As indicated in Request permissions, VIA requires user consent to access certain functionalities. Some of these permissions are pregranted to the default VoiceInteractionService (see For more information about permissions for default handlers, see Permissions used only in default handlers. It is also possible to pre-grant permissions using the default-permissions.xml configuration file. For details on restrictions regarding pre-granting of permissions, see Section 9 in the Android Compatibility Definition Document (CDD).

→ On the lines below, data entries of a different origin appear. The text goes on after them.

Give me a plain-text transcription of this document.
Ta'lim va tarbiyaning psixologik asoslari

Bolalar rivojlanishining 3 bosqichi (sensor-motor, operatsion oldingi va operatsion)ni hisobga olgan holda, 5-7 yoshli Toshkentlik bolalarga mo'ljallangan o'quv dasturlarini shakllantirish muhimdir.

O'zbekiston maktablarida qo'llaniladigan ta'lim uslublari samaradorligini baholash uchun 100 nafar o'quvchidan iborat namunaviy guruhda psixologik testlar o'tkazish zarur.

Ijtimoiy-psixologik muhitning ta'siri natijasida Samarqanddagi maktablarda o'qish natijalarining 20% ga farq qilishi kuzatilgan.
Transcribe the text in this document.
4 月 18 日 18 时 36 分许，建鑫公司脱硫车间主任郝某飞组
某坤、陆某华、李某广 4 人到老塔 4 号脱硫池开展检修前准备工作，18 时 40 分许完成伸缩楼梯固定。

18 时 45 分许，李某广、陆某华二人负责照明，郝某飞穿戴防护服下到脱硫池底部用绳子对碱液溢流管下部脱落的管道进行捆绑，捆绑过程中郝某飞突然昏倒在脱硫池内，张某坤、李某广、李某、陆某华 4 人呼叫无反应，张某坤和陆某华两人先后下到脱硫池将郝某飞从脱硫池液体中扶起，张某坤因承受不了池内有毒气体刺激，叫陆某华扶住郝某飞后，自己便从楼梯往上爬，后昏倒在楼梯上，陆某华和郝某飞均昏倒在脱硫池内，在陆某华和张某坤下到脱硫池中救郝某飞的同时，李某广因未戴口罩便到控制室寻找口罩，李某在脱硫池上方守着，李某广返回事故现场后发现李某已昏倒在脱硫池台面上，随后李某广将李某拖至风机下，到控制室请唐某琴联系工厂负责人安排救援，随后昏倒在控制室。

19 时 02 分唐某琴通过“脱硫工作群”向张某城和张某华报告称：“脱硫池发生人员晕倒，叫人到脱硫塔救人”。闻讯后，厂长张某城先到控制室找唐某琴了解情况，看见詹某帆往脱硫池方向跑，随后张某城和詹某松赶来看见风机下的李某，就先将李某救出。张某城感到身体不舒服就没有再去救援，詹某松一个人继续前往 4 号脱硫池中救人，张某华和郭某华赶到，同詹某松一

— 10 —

Important. In all cases, only the default VIA would have these permissions pre-granted. If the system has more than one VIA preloaded, the non-default VIA must explicitly request permissions to the user as part of its setup or during first use.

Distribution (pre-install and deploy updates)

Pre-installed VIAs must live under /product/priv-apps or /vendor/priv-apps partitions and folders (see more about partitions at Partitions overview and Build product partitions).

In the second case, given that the vendor partition could be updated separately from system, apps hosted here won't be able to access @hide system APIs. Depending on the location of the pre-installed apps, updates could be performed as an OTA (see OTA updates) or through app updates from an app store.


As mentioned in Automotive-specific concepts, UI/UX consistency and customization are more important in automotive than in any other form factor. For maximum interoperability, the use of the AAOS Car UI library is strongly recommended. This library includes components and resources that can be integrated into automotive apps designed to be customized by OEMs. This way, a single APK can be built in a way such that its UI can be customized to the design of each car model.